E é por isso tudo que sempre prefiro escrever esta matéria Tudo Sobre o Festival de Cannes, que, em 2025, chega a sua 78a edição, de 13 a 24 de maio, já estando aqui na Riviera Francesa, na costa azul do Mediterrâneo, porque esse palco da cinefilia (e também do glamour dos vestidos de gala) potencializa ao máximo percepções, pensamentos e achismos imediatos do amar ou odiar ou ainda “estar degustando” um filme. Há um impulso, uma passionalidade, um gesto de alguma cena (vide Jean-Paul Belmondo em “Acossado” passando as mãos no lábio, que, neste ano, ganhará uma versão nas mãos do realizador Richard Linklater), um signo atravessado de memórias afetivas e ou de subjetividades muito particulares, que nos despertam gatilhos e/ou saudosismos.
Sim, o Festival de Cannes é isso e muito mais. E, assim, escrevo estas palavras, acompanhadas da playlist “Festival de Cannes” no Spotify, para talvez dar mais inspiração, ainda que só de estar aqui já baste por completo. É, sim, a edição 78 pode sim ser considerada histórica para o Brasil, visto que foi escolhido para ser o País de Honra do Marché du Film (o maior evento comercial da indústria cinematográfica, e se configura como o quarto país a receber o título, depois da Suíça em 2024, Espanha em 2023 e Índia em 2022), considerado o mercado de Cannes, lugar em que todos os representantes do cinema ganham espaço para discutir e “vender” seus filmes e/ou suas ideias.
Em fase de finalização, o longa-metragem “Love Kills” é dirigido por Luiza Shelling Tubaldini e está no line-up do Fantastic Pavilion/Blood Window, no Festival de Cannes 2025, em um evento que será realizado no dia 15/05, no Marché du Film com a participação da diretora.
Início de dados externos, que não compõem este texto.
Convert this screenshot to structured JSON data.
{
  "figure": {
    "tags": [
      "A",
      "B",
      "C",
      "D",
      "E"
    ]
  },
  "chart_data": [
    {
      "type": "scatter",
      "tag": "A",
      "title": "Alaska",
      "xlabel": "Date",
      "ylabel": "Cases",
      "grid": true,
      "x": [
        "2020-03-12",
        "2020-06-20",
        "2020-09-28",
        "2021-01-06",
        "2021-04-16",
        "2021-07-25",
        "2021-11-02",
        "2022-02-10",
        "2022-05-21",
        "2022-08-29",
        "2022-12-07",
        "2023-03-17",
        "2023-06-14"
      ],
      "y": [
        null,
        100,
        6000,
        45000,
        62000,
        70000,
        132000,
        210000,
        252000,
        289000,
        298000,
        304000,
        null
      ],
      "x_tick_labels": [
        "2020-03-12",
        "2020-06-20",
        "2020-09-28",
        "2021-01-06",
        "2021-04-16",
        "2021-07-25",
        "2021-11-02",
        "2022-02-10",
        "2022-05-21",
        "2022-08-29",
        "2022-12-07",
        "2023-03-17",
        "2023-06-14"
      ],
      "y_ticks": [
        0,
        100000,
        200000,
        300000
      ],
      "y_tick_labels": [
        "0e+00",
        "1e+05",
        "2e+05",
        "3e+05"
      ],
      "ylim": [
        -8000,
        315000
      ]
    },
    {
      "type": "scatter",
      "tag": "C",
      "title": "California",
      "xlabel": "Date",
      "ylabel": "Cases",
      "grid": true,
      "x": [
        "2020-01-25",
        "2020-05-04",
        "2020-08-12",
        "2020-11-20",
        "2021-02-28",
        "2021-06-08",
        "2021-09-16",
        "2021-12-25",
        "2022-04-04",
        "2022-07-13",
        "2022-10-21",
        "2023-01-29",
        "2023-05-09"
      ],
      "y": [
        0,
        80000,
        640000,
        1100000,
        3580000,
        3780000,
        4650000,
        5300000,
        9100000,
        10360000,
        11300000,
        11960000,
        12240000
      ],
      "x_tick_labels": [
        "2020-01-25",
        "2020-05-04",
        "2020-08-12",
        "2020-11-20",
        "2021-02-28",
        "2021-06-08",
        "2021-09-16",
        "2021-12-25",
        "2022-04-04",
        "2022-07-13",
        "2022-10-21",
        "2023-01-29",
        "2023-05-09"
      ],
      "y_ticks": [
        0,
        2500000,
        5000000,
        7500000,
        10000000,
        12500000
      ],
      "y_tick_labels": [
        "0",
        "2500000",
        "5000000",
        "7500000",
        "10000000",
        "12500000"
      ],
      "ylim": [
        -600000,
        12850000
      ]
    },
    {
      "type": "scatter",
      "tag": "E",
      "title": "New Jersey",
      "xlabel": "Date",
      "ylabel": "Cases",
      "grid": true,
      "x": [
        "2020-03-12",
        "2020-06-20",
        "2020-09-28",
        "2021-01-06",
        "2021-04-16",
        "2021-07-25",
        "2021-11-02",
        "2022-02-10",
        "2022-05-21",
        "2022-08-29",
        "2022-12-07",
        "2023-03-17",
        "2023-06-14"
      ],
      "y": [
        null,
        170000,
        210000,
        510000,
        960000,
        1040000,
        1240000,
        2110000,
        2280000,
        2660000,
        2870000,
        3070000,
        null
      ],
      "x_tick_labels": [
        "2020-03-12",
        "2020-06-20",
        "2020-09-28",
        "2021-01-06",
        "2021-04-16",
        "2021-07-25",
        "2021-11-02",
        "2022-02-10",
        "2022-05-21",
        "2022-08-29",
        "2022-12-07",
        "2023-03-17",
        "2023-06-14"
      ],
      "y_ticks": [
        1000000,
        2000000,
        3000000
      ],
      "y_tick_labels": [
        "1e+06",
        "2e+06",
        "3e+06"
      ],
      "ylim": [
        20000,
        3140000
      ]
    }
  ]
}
O programa, voltado ao cinema de horror, suspense e fantasia da América Latina e Espanha, em 2025, incluiu sete obras de novos e promissores talentos contemporâneos do gênero fantástico. Junto com o Brasil, há produções da Argentina, Colômbia, Equador, Espanha, Paraguai e Peru.
“Love Kills” é ambientado no centro de São Paulo, na cracolândia. A proposta é ser um “thriller romantasy”, ou “romantasia”, mistura de elementos de histórias fantásticas com tramas de amores e paixões. O longa de Luiza Schelling trata do encontro entre Helena, uma jovem vampira negra, e Marcos, um humano que não sabe o que acontece nas profundezas de onde circula. A relação entre os dois personagens faz Helena mergulhar numa jornada de redescoberta de própria humanidade, enquanto luta com os instintos sanguinolentos.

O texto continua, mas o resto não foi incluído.